Penbrook UCC occupies a familiar landscape for me. Until I was seven years old, I lived two blocks from the place, which is on a quiet side street in an old neighborhood of mostly semi-detached houses just east of the city. My father taught in the building across the street, a public junior high school then. When the school district sought to divest itself of the building in the early 1980s, the church bought it, and turned it into a Community Ministry Center. Lynn attended day care and nursery school there. It houses that and a charter school now. I’m not sure if the weight lifting club and the dog obedience school still use the basement.

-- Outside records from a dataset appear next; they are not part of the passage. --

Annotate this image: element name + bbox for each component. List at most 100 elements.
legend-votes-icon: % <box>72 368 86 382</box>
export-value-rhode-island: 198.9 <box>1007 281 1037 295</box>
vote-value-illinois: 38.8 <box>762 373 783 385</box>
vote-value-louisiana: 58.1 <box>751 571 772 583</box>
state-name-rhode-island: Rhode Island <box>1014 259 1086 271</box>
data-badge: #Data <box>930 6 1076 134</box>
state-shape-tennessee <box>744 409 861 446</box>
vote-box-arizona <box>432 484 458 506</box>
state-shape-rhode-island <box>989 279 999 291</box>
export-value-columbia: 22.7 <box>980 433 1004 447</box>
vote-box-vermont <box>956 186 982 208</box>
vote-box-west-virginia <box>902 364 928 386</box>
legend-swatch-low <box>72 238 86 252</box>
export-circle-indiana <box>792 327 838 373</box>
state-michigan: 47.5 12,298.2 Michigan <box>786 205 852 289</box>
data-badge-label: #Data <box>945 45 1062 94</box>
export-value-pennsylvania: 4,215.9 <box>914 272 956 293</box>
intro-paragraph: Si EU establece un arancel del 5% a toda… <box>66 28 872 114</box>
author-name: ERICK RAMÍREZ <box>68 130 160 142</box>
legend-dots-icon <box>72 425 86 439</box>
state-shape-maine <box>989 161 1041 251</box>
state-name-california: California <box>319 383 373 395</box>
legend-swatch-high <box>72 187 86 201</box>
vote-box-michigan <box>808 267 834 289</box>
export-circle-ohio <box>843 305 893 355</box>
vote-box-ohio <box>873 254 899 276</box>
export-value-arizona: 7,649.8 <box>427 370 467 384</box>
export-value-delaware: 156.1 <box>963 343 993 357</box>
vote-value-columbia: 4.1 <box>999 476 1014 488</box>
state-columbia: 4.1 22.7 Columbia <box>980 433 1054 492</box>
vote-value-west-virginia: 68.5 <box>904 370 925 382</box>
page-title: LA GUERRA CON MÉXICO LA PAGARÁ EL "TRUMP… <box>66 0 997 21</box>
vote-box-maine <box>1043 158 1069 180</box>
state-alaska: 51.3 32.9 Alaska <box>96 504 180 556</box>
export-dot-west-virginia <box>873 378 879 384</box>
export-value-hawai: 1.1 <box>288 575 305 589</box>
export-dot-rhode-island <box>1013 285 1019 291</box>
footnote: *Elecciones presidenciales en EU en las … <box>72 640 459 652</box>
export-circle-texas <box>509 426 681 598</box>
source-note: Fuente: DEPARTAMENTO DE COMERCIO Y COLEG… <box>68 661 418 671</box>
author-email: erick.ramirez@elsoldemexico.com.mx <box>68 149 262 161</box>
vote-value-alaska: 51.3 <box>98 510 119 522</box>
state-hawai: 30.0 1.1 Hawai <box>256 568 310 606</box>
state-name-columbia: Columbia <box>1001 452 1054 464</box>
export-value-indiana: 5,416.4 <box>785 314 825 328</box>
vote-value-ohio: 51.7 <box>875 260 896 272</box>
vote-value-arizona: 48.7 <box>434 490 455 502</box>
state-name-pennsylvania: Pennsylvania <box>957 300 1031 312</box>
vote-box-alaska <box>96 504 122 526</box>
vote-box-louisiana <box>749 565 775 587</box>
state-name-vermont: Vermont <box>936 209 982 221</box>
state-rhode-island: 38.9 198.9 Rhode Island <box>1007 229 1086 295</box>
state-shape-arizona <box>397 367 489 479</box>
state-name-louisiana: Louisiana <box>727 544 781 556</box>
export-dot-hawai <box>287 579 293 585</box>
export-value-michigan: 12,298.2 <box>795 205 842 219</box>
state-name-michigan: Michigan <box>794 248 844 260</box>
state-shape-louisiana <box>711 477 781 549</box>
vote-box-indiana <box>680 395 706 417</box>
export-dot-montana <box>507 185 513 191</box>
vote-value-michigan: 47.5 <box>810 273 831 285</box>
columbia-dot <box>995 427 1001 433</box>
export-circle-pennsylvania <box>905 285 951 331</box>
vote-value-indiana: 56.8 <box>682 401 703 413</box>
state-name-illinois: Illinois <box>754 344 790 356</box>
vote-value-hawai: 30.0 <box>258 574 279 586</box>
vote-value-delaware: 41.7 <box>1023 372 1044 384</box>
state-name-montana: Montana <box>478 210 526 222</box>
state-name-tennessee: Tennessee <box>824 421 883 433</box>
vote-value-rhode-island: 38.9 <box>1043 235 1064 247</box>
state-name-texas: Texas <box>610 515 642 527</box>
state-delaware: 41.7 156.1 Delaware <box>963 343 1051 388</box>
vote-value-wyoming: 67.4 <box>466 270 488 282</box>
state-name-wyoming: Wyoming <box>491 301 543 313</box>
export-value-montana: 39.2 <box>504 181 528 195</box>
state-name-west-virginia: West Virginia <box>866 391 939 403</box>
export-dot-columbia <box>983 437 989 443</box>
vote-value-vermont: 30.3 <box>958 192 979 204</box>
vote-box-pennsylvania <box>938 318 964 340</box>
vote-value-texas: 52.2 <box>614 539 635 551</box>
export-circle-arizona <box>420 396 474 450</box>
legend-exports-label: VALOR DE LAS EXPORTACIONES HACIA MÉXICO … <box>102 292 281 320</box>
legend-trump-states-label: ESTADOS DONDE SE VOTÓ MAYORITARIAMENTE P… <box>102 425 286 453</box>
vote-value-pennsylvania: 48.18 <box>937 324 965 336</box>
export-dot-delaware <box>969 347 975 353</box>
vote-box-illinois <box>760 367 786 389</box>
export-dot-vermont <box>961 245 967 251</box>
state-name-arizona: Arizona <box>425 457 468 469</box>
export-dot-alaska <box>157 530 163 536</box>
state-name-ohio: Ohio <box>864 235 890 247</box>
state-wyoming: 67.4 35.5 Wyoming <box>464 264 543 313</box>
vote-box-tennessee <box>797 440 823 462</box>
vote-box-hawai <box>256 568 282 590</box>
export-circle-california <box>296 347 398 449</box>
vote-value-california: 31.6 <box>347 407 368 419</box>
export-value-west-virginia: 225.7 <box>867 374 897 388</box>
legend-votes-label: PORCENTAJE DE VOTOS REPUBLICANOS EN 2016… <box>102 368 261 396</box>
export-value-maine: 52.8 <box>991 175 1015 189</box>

When I arrived this morning, there were birds clothes-pinned all along Banks Street. A strong odor of roasting peanuts wafted across the parking lot from the Zimmerman store on Elm. Sixty years ago I used to walk there with my mother. She’d buy their store-made peanut butter and some fresh-roasted coffee. Sometimes my sister and I would get a penny candy treat, but more often it was a box of Barnum’s Animal Crackers, with a picture of a circus wagon and a handle made of a gauzy white thread.
At the service I saw old friends, including my former pastor attending now as a civilian, and my current pastor, there to lend support to his parishioner. Afterward, I went downstairs for the luncheon.
The basement of the church was at once familiar and strange. There’s been some remodeling and redecorating to accommodate new ministries. What was once a stage at one end of the fellowship hall has been enclosed, and what had been the “ladies’ lounge” with a flowered couch and needlepoint hangings done by a member is now a unisex handicap-accessible bathroom. I knew I was passing rooms I’d used as I walked down the hallway — Lynn’s first Sunday School classrooms, the nursery, the place my first spiritual study group met. The gray-green paint was familiar, but the path was not.
I talked to a few more people I knew, and then tried to find my way back to the main floor and the end of the building where I’d parked my car. As I climbed the central stairs, remembering the first time I’d done that after my back surgery in 1982, I heard someone come up behind me.
“I move slowly,” I said. “You might want to go around.”
“This is an old church,” she said. “I guess they don’t have an elevator.”
“Oh, there’s an elevator,” I said, “but I’m not exactly sure where it is.”
The elevator was installed maybe a year or so before I left. I guess I didn’t pay much attention to it because I didn’t need it then.
I walked across the street to the parking lot in front of the Community Ministry Center. It was colder than when I had arrived two hours before. The roasted peanut smell was gone, and so were the birds.
“Separation” concludes with these lines:
In time, we will be moving ahead toward what captured us or fixed us to begin with.
With ciphers of waters converging, bird-whistle from the wires, and, in winter, bells.
I’ve been walking around for two months with the sense of a gray cloud hanging over me. I think it’s beginning to lift.